On July 4, Randy Cavanaugh was shingling a roof in Salmon River. It was the type of job that the local carpenter had done many times before. Unfortunately, Cavanaugh, 46, was seriously injured when he fell 20 feet and landed on concrete.
"A person's normal instinct is to land on his feet," Cavanaugh said. "This is what I did and after landing on my feet I tried to roll. That's when I went over on my left shoulder. Besides damaging the shoulder considerably, I broke my arm in several places."
Cavanaugh's head struck the concrete causing a cut that required more than 35 stitches. He also shattered bones in both feet while tearing the ligaments in his right knee.
"I was dazed and semi-conscience after hitting the ground," Cavanaugh said. "A friend, Barry Nichols, was with me when I fell. He helped get me into my truck. Barry drove me immediately to Colchester (Regional) Hospital. No one could believe that I walked from the truck into the hospital."
The Salmon River resident continues to fight back approximately two months after the mishap.
"Things are just now beginning to come along," Cavanaugh said. "I feel I'm making some progress. Here at home, it's a challenge using a crutch and trying to walk a bit.
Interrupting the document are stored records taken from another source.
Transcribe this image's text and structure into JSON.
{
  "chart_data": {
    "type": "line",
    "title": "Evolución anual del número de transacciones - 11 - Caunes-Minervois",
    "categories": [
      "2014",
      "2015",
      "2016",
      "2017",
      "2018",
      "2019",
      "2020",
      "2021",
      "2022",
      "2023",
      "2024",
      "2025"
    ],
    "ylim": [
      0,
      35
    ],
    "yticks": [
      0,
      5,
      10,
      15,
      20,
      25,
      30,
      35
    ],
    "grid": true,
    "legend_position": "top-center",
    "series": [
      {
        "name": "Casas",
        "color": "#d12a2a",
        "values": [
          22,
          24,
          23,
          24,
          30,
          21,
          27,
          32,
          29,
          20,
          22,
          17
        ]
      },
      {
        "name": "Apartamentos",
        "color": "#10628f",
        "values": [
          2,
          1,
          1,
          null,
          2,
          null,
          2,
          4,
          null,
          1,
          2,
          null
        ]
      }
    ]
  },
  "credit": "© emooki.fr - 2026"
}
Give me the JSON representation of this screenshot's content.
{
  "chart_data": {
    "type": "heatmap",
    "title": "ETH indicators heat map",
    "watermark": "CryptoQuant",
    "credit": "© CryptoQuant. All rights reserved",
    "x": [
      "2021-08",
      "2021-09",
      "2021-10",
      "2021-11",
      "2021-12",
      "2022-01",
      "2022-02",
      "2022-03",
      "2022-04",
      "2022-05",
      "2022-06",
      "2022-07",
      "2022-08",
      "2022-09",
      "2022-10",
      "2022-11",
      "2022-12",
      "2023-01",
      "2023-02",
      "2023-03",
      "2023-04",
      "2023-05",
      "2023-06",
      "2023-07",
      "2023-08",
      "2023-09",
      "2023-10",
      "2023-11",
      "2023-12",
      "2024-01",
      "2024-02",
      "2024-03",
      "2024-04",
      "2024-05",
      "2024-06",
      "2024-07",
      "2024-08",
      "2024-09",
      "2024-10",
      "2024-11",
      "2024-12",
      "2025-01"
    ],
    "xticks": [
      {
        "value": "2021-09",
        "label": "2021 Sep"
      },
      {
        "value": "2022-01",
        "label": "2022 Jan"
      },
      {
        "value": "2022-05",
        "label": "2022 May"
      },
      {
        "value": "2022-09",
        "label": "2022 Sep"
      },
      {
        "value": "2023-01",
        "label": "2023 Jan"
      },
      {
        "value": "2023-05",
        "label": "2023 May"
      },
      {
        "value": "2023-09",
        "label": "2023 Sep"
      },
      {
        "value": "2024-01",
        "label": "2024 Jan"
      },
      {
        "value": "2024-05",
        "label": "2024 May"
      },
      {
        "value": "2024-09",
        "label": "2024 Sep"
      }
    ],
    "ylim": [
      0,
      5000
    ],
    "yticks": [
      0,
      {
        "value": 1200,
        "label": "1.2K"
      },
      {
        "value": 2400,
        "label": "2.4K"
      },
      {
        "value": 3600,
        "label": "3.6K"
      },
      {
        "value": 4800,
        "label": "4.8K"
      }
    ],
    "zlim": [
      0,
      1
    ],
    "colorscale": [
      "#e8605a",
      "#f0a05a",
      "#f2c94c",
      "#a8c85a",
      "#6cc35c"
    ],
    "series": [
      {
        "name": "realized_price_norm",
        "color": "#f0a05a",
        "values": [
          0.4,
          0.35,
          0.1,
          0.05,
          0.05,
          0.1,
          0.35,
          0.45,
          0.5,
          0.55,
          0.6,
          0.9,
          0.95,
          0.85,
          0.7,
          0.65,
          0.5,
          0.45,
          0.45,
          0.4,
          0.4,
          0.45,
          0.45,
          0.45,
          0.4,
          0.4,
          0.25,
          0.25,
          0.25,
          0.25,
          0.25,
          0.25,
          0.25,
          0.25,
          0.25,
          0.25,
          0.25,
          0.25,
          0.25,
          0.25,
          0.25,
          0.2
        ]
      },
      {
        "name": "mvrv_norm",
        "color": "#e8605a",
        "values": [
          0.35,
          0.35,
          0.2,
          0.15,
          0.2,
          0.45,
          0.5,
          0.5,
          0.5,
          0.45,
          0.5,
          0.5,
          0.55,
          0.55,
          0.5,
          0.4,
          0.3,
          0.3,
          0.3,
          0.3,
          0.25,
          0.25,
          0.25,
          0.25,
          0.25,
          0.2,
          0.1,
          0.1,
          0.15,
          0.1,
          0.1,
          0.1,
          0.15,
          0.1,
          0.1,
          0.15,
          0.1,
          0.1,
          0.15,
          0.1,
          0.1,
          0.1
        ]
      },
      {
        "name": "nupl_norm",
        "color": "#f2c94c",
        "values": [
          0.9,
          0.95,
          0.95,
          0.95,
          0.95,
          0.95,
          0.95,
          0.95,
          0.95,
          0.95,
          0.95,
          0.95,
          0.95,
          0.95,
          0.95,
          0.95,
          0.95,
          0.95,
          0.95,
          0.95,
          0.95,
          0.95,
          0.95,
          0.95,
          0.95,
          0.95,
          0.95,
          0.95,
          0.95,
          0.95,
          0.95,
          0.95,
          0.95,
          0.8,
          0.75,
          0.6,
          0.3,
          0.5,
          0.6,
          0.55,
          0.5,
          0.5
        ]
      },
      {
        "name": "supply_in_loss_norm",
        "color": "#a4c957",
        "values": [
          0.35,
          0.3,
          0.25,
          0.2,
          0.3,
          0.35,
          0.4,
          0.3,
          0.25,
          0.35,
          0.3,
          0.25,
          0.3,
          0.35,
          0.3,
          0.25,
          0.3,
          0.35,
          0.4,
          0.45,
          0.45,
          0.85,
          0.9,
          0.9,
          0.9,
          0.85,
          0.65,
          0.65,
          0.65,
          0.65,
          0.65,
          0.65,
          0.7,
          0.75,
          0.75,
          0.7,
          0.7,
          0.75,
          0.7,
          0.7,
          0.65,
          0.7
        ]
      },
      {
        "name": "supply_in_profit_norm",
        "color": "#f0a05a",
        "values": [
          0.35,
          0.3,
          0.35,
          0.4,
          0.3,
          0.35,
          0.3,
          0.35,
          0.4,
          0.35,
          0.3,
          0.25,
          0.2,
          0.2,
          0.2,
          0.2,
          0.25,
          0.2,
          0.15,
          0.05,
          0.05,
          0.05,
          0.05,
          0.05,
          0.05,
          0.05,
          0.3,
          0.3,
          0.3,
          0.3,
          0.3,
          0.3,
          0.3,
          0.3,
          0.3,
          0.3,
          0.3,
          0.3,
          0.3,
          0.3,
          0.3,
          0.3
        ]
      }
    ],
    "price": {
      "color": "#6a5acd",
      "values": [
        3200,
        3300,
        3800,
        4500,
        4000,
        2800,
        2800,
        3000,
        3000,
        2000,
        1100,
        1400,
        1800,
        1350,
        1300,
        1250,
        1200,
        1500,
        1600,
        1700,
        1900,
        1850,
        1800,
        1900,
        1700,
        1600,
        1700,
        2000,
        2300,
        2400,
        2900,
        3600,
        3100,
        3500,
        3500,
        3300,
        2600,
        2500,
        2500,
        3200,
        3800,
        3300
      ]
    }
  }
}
I try to do a few small exercises so that I can make a bit of a gain with my recuperation."
Cavanaugh goes to the local hospital twice weekly for therapy and believes he may not have lived through the fall had he not been in such good physical condition.
"Now, what I want badly is to get back to good health," he said. "It is really tough being in bed and spending considerable time in a wheelchair."
Cavanaugh shared that he is already thinking about a career change that will allow him to remain on the ground. An industrial accident five years ago is still engraved in his memory. He also miraculously survived a fall on that occasion that laid him up for several months.
And his healing is not only important to him, but to the sports community thanks to his role as a popular goaltender in local old-timer hockey.
"There are different businessmen and people out there who want to do something to help Randy," Dave Clarke, owner of D.G. Clarke Construction, said. "We were teammates with Truro Legends last February in that game against the Montreal Canadiens Alumni. I feel that once we get everyone back and hockey is in full swing this fall, there are lots of people interested in doing something to help Randy. I like the idea of a benefit hockey game for Randy."
Clarke said that he can see Cavanaugh doing better health-wise every week.
"For what that man has just gone through, he's really bouncing back," Clarke said. "Randy is definitely recovering much better than many of us expected."
Jim Peters, of Bible Hill, said that he and Cavanaugh have been friends since their junior high school days.
"Randy has a great attitude and great spirit," Peters said. "Even after going through this accident he's determined to get back on the ice and play hockey. Randy has many friends who are pulling for him."
Vicki Baines, Cavanaugh's girlfriend, appreciates that people are considering a fundraiser for the well-liked Cavanaugh.
"Randy has been quite involved in the sports community," Baines said. "I think it's nice that his friends are thinking of organizing something for him. Randy and I appreciate the thought, it means a lot."
Baines added that Steve Walton, who arranges exhibition hockey games for NHL alumni teams, has been in touch with her and Cavanaugh.
"Steve has given us two tickets to a home Boston Bruins hockey game this season," Baines said. "These two tickets can be designated for any Boston home game and we are welcome to use them as part of a fundraiser."